By actively mining for disagreement rather than allowing it to go unspoken, giving explicit real-time permission for debate to continue when teams instinctively pull back, and distinguishing productive idea-focused conflict from destructive personal conflict. The leader’s primary job is to make avoiding conflict feel worse than having it.
What is the Five Dysfunctions of a Team field guide?
Overcoming the Five Dysfunctions of a Team: A Field Guide is Lencioni’s practical companion to his original book. It provides team exercises, leader guidance, and facilitation tools for applying the five dysfunctions model to a real working team. It is designed to bridge the gap between understanding the framework and changing behavior within it.
How long does it take to overcome team dysfunction?
There is no honest single answer. Trust, the foundational layer, typically takes months of consistent modeling and repeated small moments of safe vulnerability to build meaningfully. Teams that work through all five layers with structured facilitation support typically see measurable behavioral change within three to six months, with consolidation over the following year. Dysfunction that took years to develop does not resolve in a workshop.

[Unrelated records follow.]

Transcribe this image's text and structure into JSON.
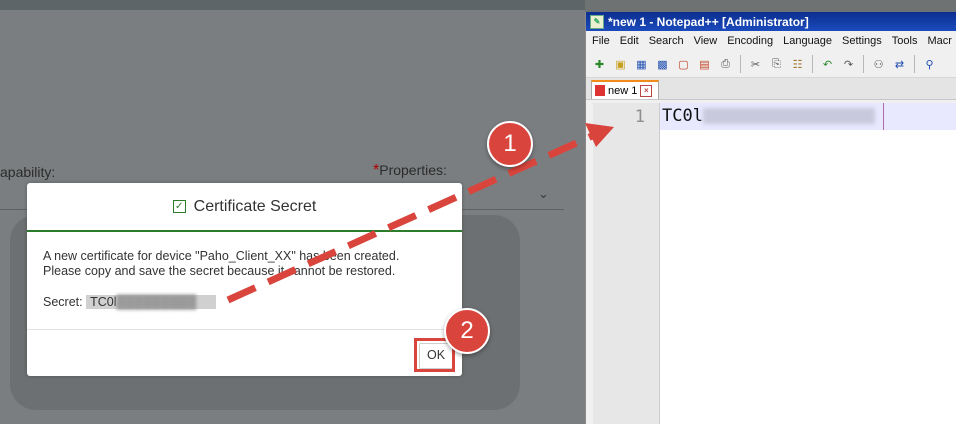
{
  "background_form": {
    "capability_label": "apability:",
    "properties_required_mark": "*",
    "properties_label": "Properties:"
  },
  "dialog": {
    "title": "Certificate Secret",
    "message_line1": "A new certificate for device \"Paho_Client_XX\" has been created.",
    "message_line2": "Please copy and save the secret because it cannot be restored.",
    "secret_label": "Secret:",
    "secret_value_visible": "TC0l",
    "ok_label": "OK"
  },
  "notepad": {
    "title": "*new 1 - Notepad++ [Administrator]",
    "menu": [
      "File",
      "Edit",
      "Search",
      "View",
      "Encoding",
      "Language",
      "Settings",
      "Tools",
      "Macr"
    ],
    "tab_label": "new 1",
    "line_number": "1",
    "line_text_visible": "TC0l"
  },
  "annotations": {
    "step1": "1",
    "step2": "2",
    "color": "#d9453d"
  },
  "colors": {
    "accent_green": "#2b7d2b",
    "npp_titlebar": "#1a4bbd",
    "tab_accent": "#f28a1c"
  }
}
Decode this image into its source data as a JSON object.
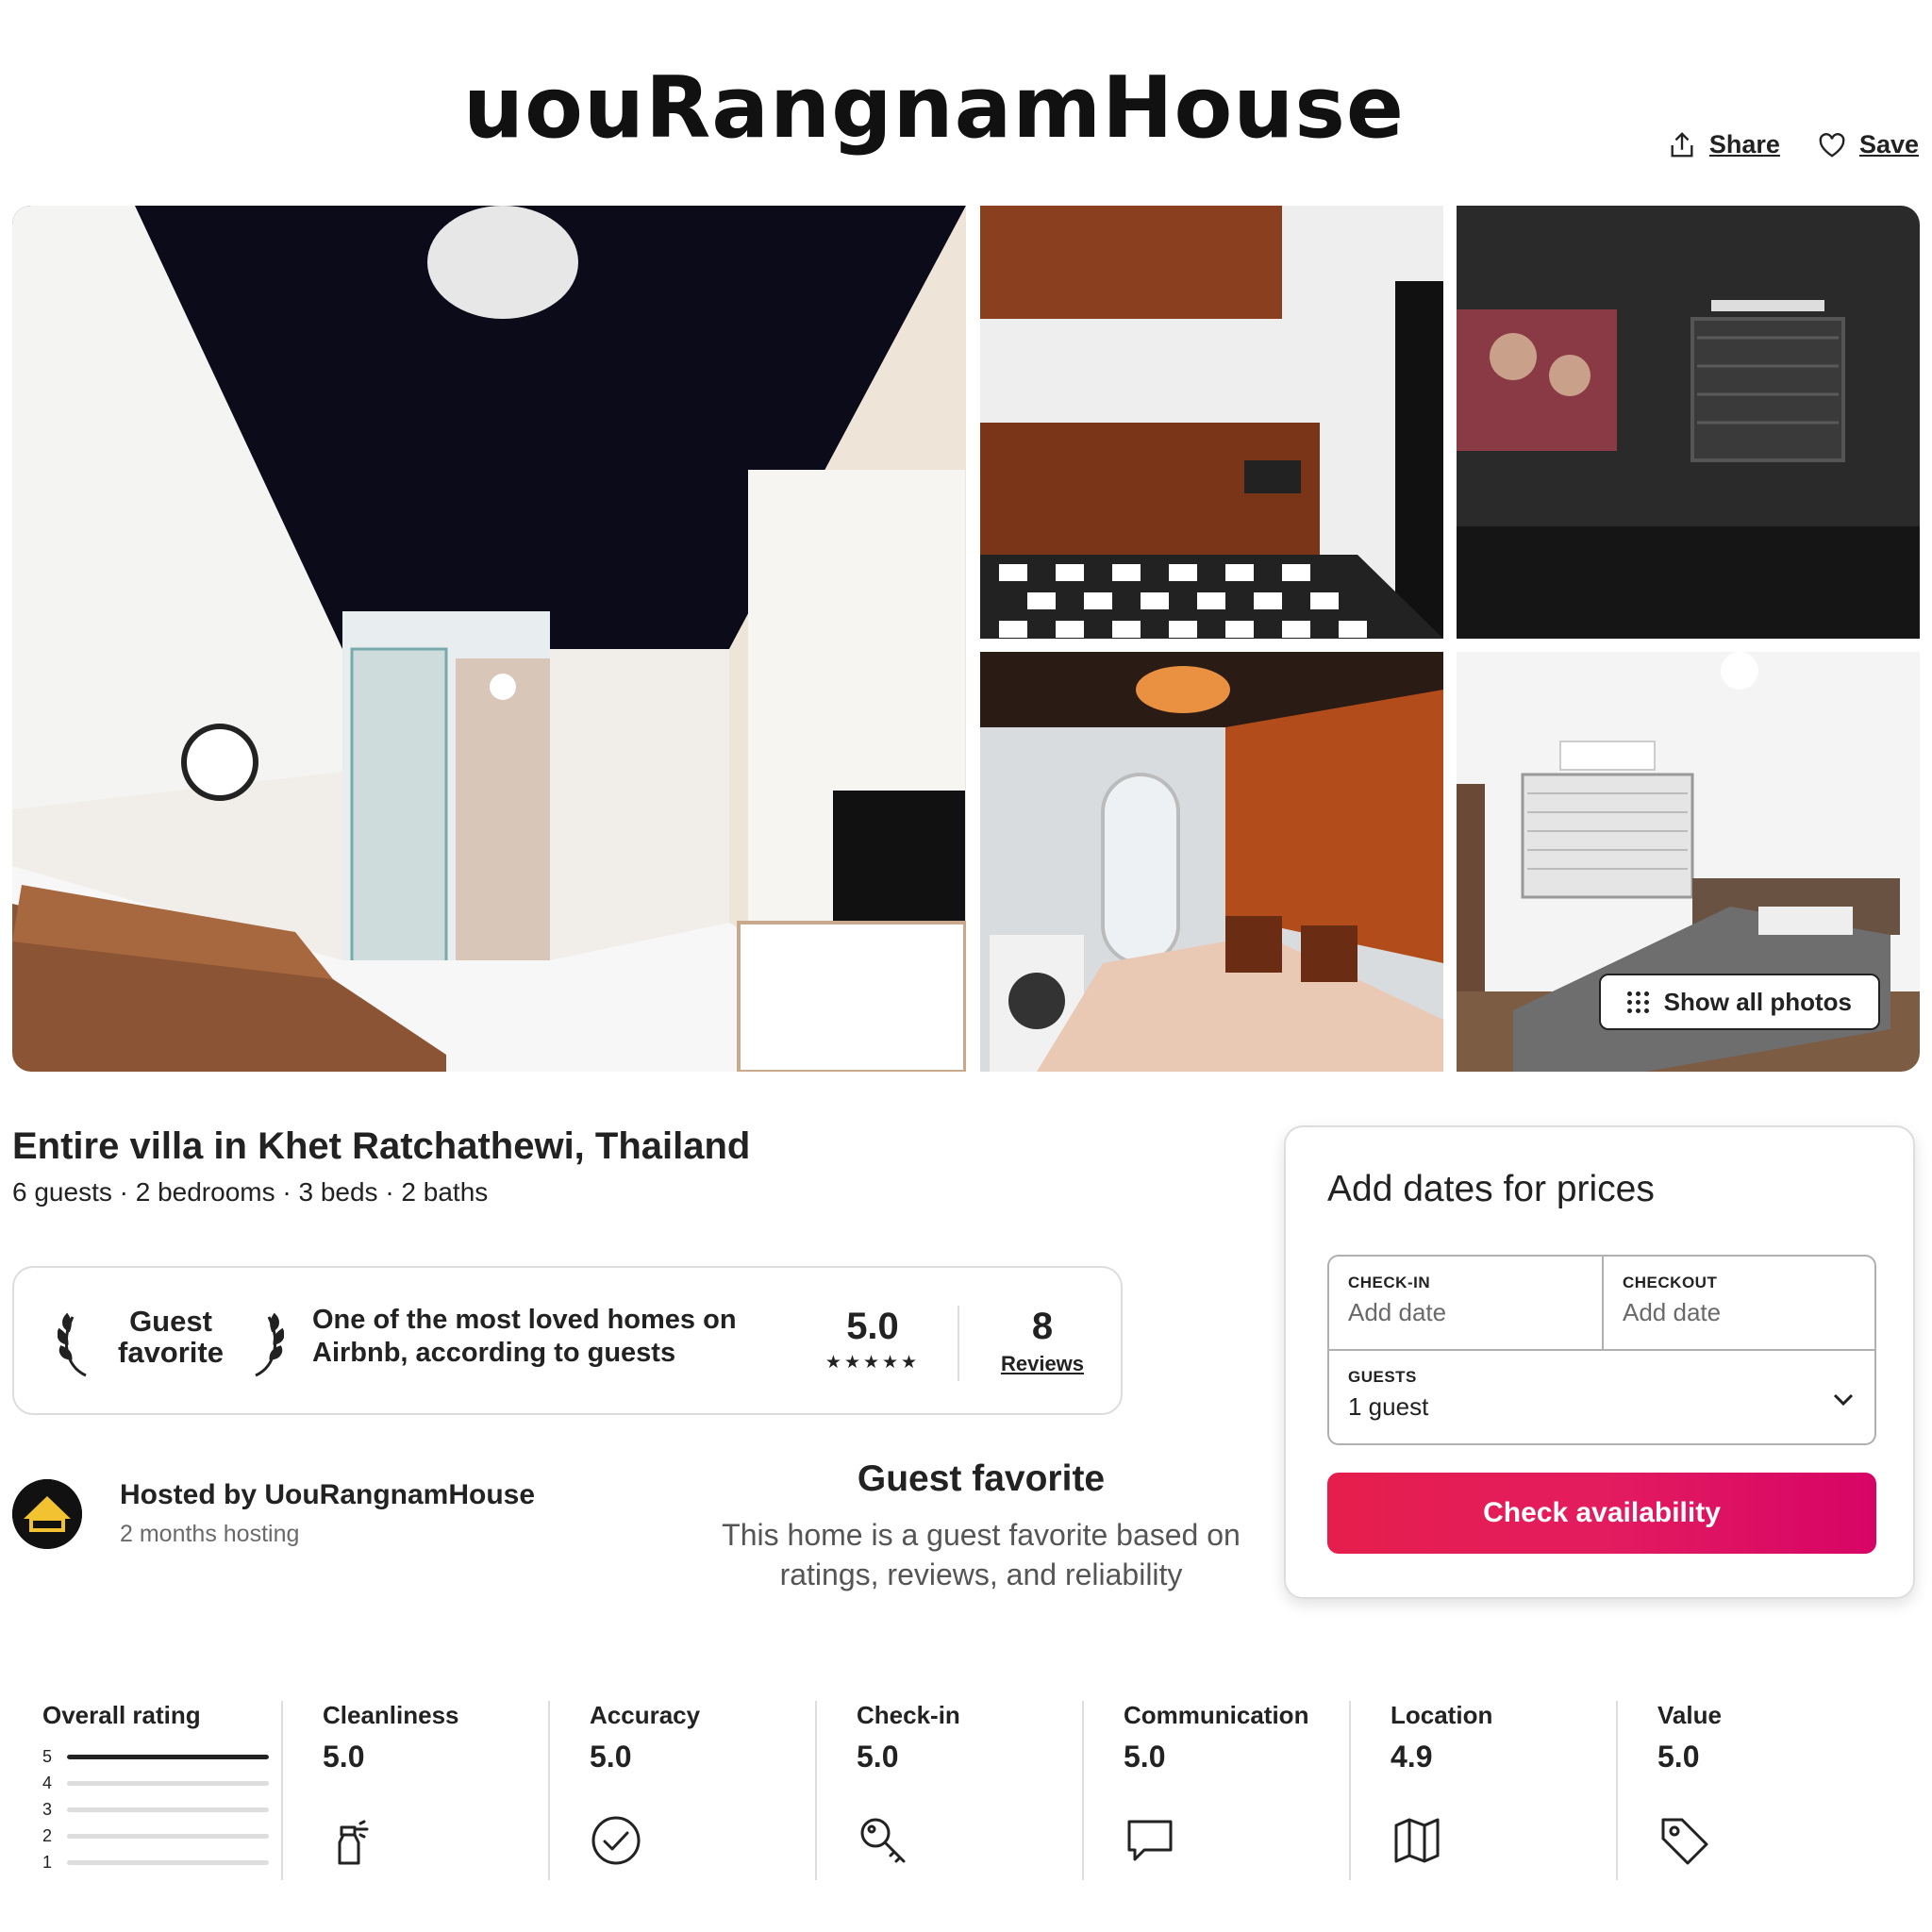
{
  "header": {
    "title": "uouRangnamHouse",
    "share_label": "Share",
    "save_label": "Save"
  },
  "gallery": {
    "show_all_label": "Show all photos"
  },
  "listing": {
    "title": "Entire villa in Khet Ratchathewi, Thailand",
    "details": "6 guests · 2 bedrooms · 3 beds · 2 baths"
  },
  "guest_favorite_card": {
    "badge_line1": "Guest",
    "badge_line2": "favorite",
    "description_line1": "One of the most loved homes on",
    "description_line2": "Airbnb, according to guests",
    "rating": "5.0",
    "stars": "★★★★★",
    "reviews_count": "8",
    "reviews_label": "Reviews"
  },
  "host": {
    "name": "Hosted by UouRangnamHouse",
    "meta": "2 months hosting"
  },
  "guest_favorite_section": {
    "title": "Guest favorite",
    "description_line1": "This home is a guest favorite based on",
    "description_line2": "ratings, reviews, and reliability"
  },
  "booking": {
    "title": "Add dates for prices",
    "checkin_label": "CHECK-IN",
    "checkin_value": "Add date",
    "checkout_label": "CHECKOUT",
    "checkout_value": "Add date",
    "guests_label": "GUESTS",
    "guests_value": "1 guest",
    "button_label": "Check availability",
    "button_color": "#e31c5f"
  },
  "ratings": {
    "overall_label": "Overall rating",
    "distribution": [
      {
        "level": "5",
        "fraction": 1.0
      },
      {
        "level": "4",
        "fraction": 0.0
      },
      {
        "level": "3",
        "fraction": 0.0
      },
      {
        "level": "2",
        "fraction": 0.0
      },
      {
        "level": "1",
        "fraction": 0.0
      }
    ],
    "categories": [
      {
        "label": "Cleanliness",
        "value": "5.0",
        "icon": "spray-bottle-icon"
      },
      {
        "label": "Accuracy",
        "value": "5.0",
        "icon": "check-circle-icon"
      },
      {
        "label": "Check-in",
        "value": "5.0",
        "icon": "key-icon"
      },
      {
        "label": "Communication",
        "value": "5.0",
        "icon": "message-icon"
      },
      {
        "label": "Location",
        "value": "4.9",
        "icon": "map-icon"
      },
      {
        "label": "Value",
        "value": "5.0",
        "icon": "tag-icon"
      }
    ]
  }
}
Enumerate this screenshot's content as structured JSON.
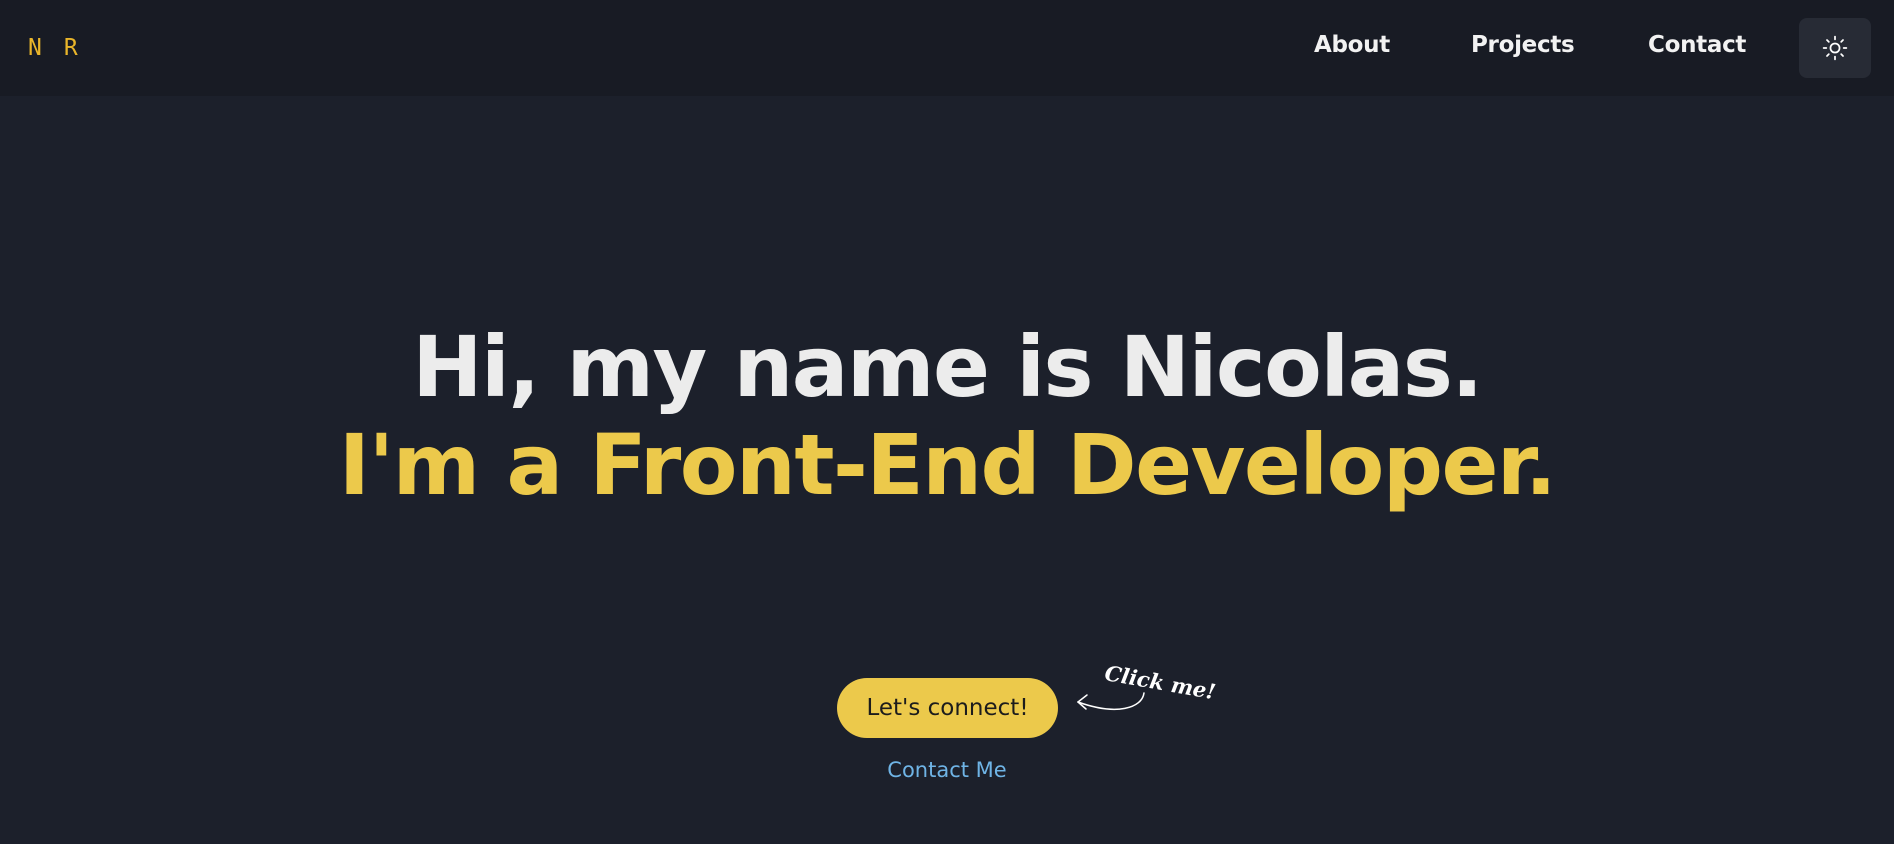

Can the five dysfunctions be overcome without external facilitation?
Partially. Leaders who are self-aware, deeply committed to the model, and willing to model vulnerability consistently can make real progress using Lencioni’s field guide independently. The limitation is that internal facilitation requires the leader to simultaneously drive the process and participate in it — a dual role that creates blind spots, particularly around the leader’s own contribution to dysfunction. External facilitation removes that constraint.